Blackfriars station opened on 30th May 1870 as the terminus of the Metropolitan District Railway’s extension from Westminster.  The station itself feels very modern as it was closed from 2009-2012 and comprehensively refurbished and upgraded as part of the major redevelopment of Blackfriars rail station.

The rail station contains a rather curious display, preserved from the original building. Back in the day, ‘boat trains’ from Dover used to depart from here. As a result, the rail company displayed the locations you could reach not only by train, but by boat too.  As you can see in the gallery, it gives you combinations such as Sittingbourne and Marseilles, and my personal favourite, Westgate on Sea and St Petersburg!

The Pub: The Blackfriar, 174 Queen Victoria Street EC4V 4EG

Leaving Blackfriars, you can’t miss The Blackfriar pub. It’s opposite the mainline station, perched as one of the few remaining traditional buildings within a sea of modern office blocks, with a suitably ornate exterior.

I first came across this pub on a random TV documentary I stumbled on hosted by Adam Hart-Davis, that enthusiastic chap who did a lot of history programmes several years back.

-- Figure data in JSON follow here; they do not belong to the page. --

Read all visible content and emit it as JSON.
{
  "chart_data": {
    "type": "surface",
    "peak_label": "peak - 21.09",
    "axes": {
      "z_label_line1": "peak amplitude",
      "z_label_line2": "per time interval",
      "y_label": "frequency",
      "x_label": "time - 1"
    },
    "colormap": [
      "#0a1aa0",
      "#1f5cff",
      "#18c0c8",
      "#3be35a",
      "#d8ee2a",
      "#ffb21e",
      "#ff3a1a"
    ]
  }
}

He certainly got enthusiastic about this place, and it’s not hard to see why.  The interior is a real treasure trove with monks on the ceiling and other classical touches.  The back room(currently given over to diners) has a particularly endearing relief with more monks up to no good, as well as such good advice to us all as ‘don’t advertise, tell a gossip.’  There is a similar message above the bar ‘Tomorrow will be Friday’, if only that were the case!

It’s s Nicholsons pub so you get the standard range of ales and a similarly typical food menu. Given its lavish interior this pub attracts a lot of tourists, I’m certainly glad they see this rather than many of the ‘pseudo’ traditional pubs that lurk around Central London.  There is also a fair sized outside seating area for sunny days.

Believe it or not, this pub was under threat from demolition back in the 1960s but was saved by a campaign led by Sir John Betjeman – who also helped save St Pancras station and lends his name to the pub I visited at that station.

With grand mosaics and excellent location, this gem of a pub is well worth a visit!